Early stories from All Things Considered and other NPR archives show Stamberg in conversation with sex experts discussing the sexual revolution of the 1970s, sexual "swingers" and attitudes on casual sex, among other topics. According to Stamberg, you can't avoid discussing sex on the radio.
"It's part of our lives. It's what we do. It's a basic, primal need," said Stamberg. "Of course we should talk about it, as we talk about everything."

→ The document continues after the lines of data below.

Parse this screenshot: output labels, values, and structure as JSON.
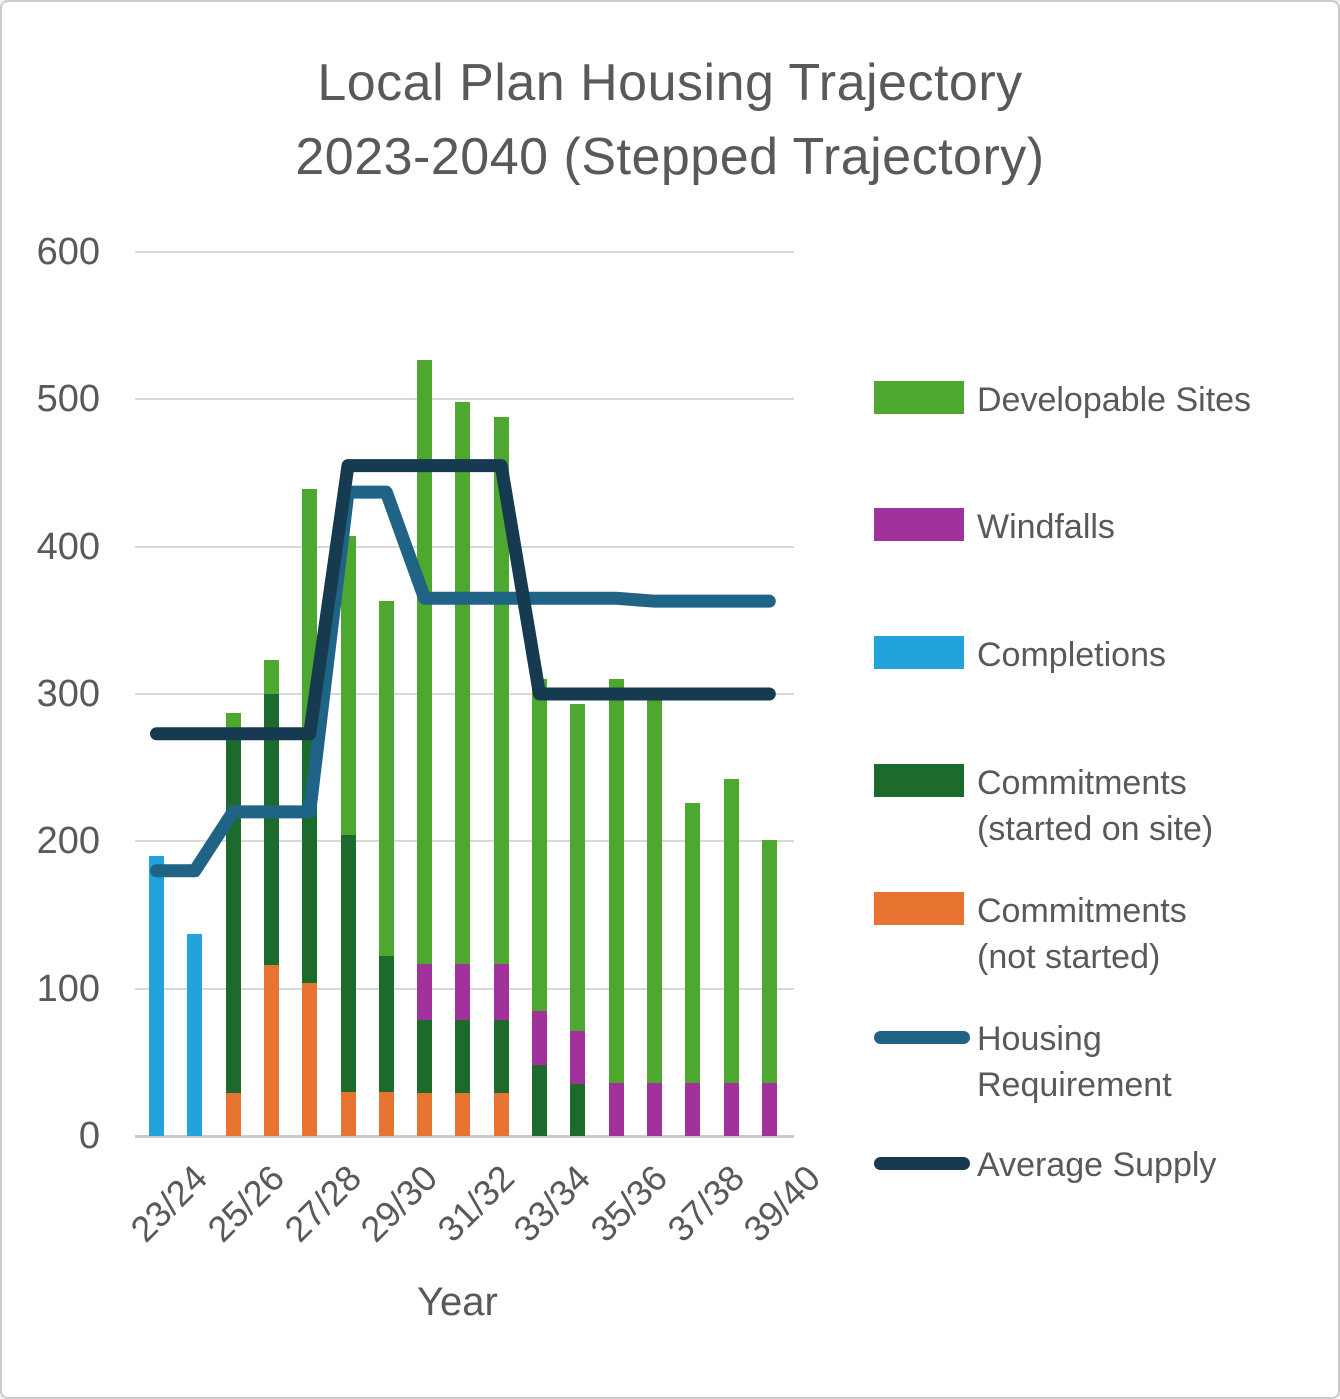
{
  "title": {
    "line1": "Local Plan Housing Trajectory",
    "line2": "2023-2040  (Stepped Trajectory)"
  },
  "colors": {
    "developable_sites": "#4EA72E",
    "windfalls": "#A2329B",
    "completions": "#22A3DC",
    "commitments_started": "#1D6B2C",
    "commitments_not_started": "#E87431",
    "housing_requirement": "#1F6386",
    "average_supply": "#163A50",
    "gridline": "#D9D9D9",
    "axis_line": "#CBCBCB",
    "text": "#595959"
  },
  "chart_data": {
    "type": "bar",
    "stacked": true,
    "title": "Local Plan Housing Trajectory 2023-2040 (Stepped Trajectory)",
    "xlabel": "Year",
    "ylabel": "",
    "ylim": [
      0,
      600
    ],
    "yticks": [
      0,
      100,
      200,
      300,
      400,
      500,
      600
    ],
    "grid": true,
    "legend_position": "right",
    "categories": [
      "23/24",
      "24/25",
      "25/26",
      "26/27",
      "27/28",
      "28/29",
      "29/30",
      "30/31",
      "31/32",
      "32/33",
      "33/34",
      "34/35",
      "35/36",
      "36/37",
      "37/38",
      "38/39",
      "39/40"
    ],
    "xticks": [
      {
        "label": "23/24",
        "index": 0
      },
      {
        "label": "25/26",
        "index": 2
      },
      {
        "label": "27/28",
        "index": 4
      },
      {
        "label": "29/30",
        "index": 6
      },
      {
        "label": "31/32",
        "index": 8
      },
      {
        "label": "33/34",
        "index": 10
      },
      {
        "label": "35/36",
        "index": 12
      },
      {
        "label": "37/38",
        "index": 14
      },
      {
        "label": "39/40",
        "index": 16
      }
    ],
    "bar_series": [
      {
        "name": "Completions",
        "color": "#22A3DC",
        "values": [
          190,
          137,
          0,
          0,
          0,
          0,
          0,
          0,
          0,
          0,
          0,
          0,
          0,
          0,
          0,
          0,
          0
        ]
      },
      {
        "name": "Commitments (not started)",
        "color": "#E87431",
        "values": [
          0,
          0,
          29,
          116,
          104,
          30,
          30,
          29,
          29,
          29,
          0,
          0,
          0,
          0,
          0,
          0,
          0
        ]
      },
      {
        "name": "Commitments (started on site)",
        "color": "#1D6B2C",
        "values": [
          0,
          0,
          243,
          184,
          171,
          174,
          92,
          50,
          50,
          50,
          48,
          35,
          0,
          0,
          0,
          0,
          0
        ]
      },
      {
        "name": "Windfalls",
        "color": "#A2329B",
        "values": [
          0,
          0,
          0,
          0,
          0,
          0,
          0,
          38,
          38,
          38,
          37,
          36,
          36,
          36,
          36,
          36,
          36
        ]
      },
      {
        "name": "Developable Sites",
        "color": "#4EA72E",
        "values": [
          0,
          0,
          15,
          23,
          164,
          203,
          241,
          410,
          381,
          371,
          225,
          222,
          274,
          260,
          190,
          206,
          165
        ]
      }
    ],
    "bar_totals": [
      190,
      137,
      287,
      323,
      439,
      407,
      363,
      527,
      498,
      488,
      310,
      293,
      310,
      296,
      226,
      242,
      201
    ],
    "line_series": [
      {
        "name": "Housing Requirement",
        "color": "#1F6386",
        "values": [
          180,
          180,
          220,
          220,
          220,
          437,
          437,
          365,
          365,
          365,
          365,
          365,
          365,
          363,
          363,
          363,
          363
        ]
      },
      {
        "name": "Average Supply",
        "color": "#163A50",
        "values": [
          273,
          273,
          273,
          273,
          273,
          455,
          455,
          455,
          455,
          455,
          300,
          300,
          300,
          300,
          300,
          300,
          300
        ]
      }
    ]
  },
  "x_axis": {
    "title": "Year"
  },
  "legend": {
    "items": [
      {
        "lines": [
          "Developable Sites"
        ],
        "color": "#4EA72E",
        "shape": "rect",
        "name": "developable-sites"
      },
      {
        "lines": [
          "Windfalls"
        ],
        "color": "#A2329B",
        "shape": "rect",
        "name": "windfalls"
      },
      {
        "lines": [
          "Completions"
        ],
        "color": "#22A3DC",
        "shape": "rect",
        "name": "completions"
      },
      {
        "lines": [
          "Commitments",
          "(started on site)"
        ],
        "color": "#1D6B2C",
        "shape": "rect",
        "name": "commitments-started"
      },
      {
        "lines": [
          "Commitments",
          "(not started)"
        ],
        "color": "#E87431",
        "shape": "rect",
        "name": "commitments-not-started"
      },
      {
        "lines": [
          "Housing",
          "Requirement"
        ],
        "color": "#1F6386",
        "shape": "line",
        "name": "housing-requirement"
      },
      {
        "lines": [
          "Average Supply"
        ],
        "color": "#163A50",
        "shape": "line",
        "name": "average-supply"
      }
    ]
  }
}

All Things Considered's planning editor Myers offered a similar thought, "We're a news show, but we're a newsmagazine. And so if you read The Atlantic magazine, The New Yorker magazine — all of these amazing powerhouses of journalism that we count ourselves among — they're doing stories that aren't just the border and everything that's happening at the border. They're not doing just what happened on Capitol Hill today. They're also having conversations that are fascinating with people who are fascinating about the way we live."

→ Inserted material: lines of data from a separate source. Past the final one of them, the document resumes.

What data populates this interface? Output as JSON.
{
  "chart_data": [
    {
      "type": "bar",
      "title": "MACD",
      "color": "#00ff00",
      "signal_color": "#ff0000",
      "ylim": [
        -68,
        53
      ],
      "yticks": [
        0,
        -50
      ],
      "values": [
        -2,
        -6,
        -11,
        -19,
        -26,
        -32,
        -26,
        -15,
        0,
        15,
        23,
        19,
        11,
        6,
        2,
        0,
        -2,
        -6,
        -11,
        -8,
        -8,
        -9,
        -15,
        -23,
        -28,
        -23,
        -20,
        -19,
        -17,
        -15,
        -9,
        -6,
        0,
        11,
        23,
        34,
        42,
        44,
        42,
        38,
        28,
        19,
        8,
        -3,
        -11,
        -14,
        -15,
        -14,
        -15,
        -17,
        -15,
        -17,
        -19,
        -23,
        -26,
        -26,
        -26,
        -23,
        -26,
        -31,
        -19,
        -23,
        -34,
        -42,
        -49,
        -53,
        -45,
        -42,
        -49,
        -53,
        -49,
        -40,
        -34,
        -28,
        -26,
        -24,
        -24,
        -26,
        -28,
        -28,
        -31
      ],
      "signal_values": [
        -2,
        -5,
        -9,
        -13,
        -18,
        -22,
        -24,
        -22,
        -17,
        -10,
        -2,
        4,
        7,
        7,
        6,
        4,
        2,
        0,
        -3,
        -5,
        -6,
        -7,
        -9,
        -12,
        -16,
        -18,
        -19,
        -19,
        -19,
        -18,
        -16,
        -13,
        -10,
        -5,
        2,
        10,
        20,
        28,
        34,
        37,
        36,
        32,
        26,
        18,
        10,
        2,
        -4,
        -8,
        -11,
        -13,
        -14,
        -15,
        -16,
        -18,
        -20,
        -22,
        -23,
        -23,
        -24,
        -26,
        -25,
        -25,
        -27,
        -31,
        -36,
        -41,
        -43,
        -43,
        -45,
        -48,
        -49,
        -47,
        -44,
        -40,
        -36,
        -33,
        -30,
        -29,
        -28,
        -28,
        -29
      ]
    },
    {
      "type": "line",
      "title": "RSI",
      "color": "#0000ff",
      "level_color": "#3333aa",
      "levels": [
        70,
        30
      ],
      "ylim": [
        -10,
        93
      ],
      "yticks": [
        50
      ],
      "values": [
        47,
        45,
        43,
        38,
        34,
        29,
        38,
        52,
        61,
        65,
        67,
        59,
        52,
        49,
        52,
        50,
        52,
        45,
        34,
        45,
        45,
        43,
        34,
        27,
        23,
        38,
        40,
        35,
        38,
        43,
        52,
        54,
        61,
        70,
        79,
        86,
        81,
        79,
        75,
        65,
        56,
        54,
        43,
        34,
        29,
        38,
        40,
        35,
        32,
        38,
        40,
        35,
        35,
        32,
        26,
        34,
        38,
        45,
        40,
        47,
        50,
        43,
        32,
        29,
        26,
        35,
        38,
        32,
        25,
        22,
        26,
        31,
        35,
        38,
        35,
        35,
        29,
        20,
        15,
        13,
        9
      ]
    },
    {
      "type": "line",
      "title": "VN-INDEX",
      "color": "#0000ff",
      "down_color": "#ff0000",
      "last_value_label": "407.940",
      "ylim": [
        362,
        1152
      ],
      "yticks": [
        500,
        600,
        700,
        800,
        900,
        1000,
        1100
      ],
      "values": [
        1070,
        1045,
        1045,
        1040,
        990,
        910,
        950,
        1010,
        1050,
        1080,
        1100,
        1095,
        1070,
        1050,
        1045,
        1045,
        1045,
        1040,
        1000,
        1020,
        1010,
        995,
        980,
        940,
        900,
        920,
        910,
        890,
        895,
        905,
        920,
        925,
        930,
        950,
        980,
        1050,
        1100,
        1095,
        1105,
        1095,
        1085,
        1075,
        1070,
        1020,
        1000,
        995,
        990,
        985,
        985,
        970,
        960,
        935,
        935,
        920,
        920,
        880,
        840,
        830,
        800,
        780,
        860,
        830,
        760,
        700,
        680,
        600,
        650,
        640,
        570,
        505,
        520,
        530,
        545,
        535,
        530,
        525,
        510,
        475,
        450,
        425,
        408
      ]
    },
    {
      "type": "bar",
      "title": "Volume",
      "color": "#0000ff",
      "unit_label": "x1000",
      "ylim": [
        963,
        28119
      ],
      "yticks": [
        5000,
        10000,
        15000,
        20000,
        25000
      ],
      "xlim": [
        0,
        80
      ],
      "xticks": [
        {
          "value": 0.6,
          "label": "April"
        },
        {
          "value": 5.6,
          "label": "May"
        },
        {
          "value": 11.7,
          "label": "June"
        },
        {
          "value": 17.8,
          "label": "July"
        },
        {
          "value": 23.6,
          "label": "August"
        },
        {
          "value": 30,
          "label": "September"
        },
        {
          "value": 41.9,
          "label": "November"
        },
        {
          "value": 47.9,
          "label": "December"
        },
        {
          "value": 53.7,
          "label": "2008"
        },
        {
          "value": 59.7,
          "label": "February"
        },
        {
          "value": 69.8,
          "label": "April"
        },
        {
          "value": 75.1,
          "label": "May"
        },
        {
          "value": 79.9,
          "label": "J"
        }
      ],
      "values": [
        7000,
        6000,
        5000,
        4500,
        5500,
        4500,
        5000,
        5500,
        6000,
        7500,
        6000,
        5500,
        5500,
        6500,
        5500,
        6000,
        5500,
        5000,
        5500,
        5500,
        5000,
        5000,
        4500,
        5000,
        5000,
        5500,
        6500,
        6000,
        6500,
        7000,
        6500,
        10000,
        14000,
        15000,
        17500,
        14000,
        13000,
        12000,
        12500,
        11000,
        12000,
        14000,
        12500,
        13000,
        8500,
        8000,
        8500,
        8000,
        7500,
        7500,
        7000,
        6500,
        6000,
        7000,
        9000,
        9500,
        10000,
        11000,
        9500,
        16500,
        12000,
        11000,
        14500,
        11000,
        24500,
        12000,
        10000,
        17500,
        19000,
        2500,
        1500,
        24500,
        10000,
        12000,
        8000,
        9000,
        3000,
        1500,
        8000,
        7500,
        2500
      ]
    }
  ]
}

Similar to the hurdles that faced Stamberg when she pitched her sex series decades earlier, the 2019 "Let's Talk About Sex" series also faced stumbling blocks. One story segment — a video that would pair with the former sex toy shop employee radio piece — was killed "at the eleventh hour," Edes said.

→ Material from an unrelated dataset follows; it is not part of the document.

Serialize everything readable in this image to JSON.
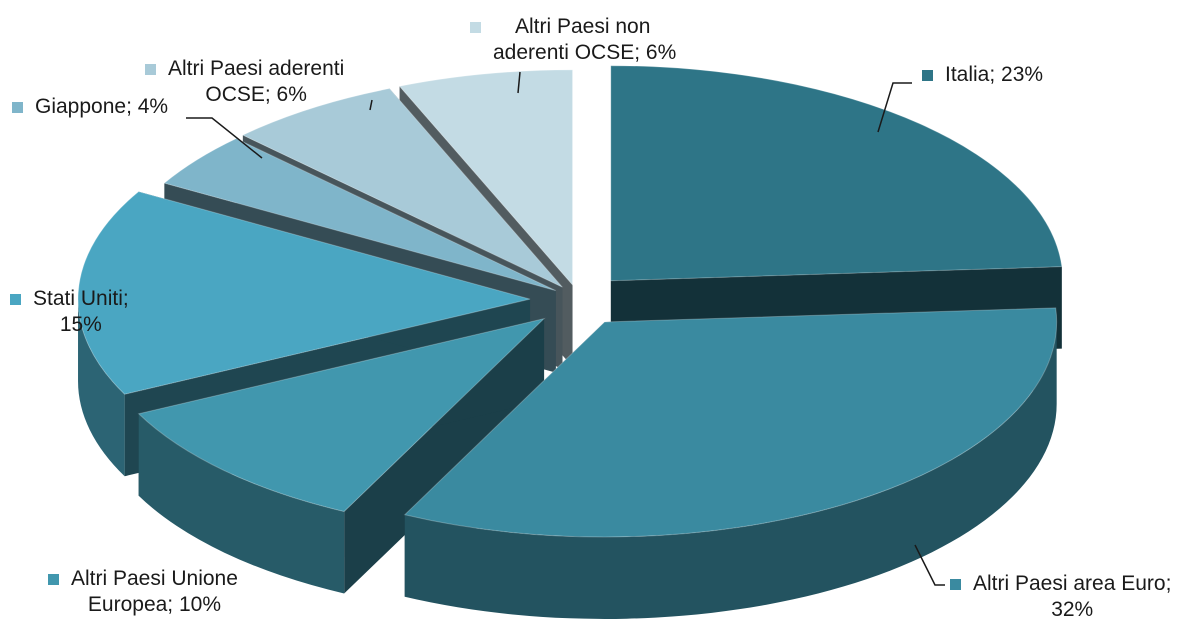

The video was "tastefully done," said Nancy Barnes, NPR's senior vice president of news. She said she also understood the team's desire to reach a younger, more diverse audience, "yet it did not feel to me that it quite fit in with the NPR brand." Barnes said she is currently reconsidering her decision, at the newsroom's request, but hasn't made up her mind.
But she applauded the series overall. She told our office, "They really did a nice job of being thoughtful and tasteful about how they covered the stories and not trying to be, you know, racy." And, she said, the decision to discuss sex makes sense.
"Sex is a natural part of life and a natural part of science and reproduction and so to avoid it seems kind of silly," she said. "I understand that not everybody's going to want to hear that type of content, but I'd rather people take a chance than play it too safe."
Myers, who was primarily responsible for negotiating with the different advisers on editorial, ethical and legal compliance, agreed with Barnes and said she wasn't surprised that not all listeners approved of the content. She told me:
There are some people who didn't want to hear about sex on the radio, and I think that that's OK. I think that's OK! There's a lot of people don't want to hear about violence on the radio. There's a lot of people who don't want to hear about Donald Trump on the radio. All of that's OK. But I think that there were a lot more people who were excited to hear something fresh and new on the radio and something that they hadn't heard before.
Outside of the feedback received in the Public Editor's office, the ATC team told me the reaction to the series has been mostly positive, based on the show's own inbox and social media posts from listeners. In a follow-up to Lonsdorf's segment on media literacy in porn, Wisconsin Public Radio invited her to be a guest on The Morning Show, where they dedicated an hour to conversation between her, host Kate Archer Kent and a public health professor while taking calls from listeners.
Amid both praise and criticism, it's clear this series accomplished what it sought to do: start conversations on sex and how people talk about it.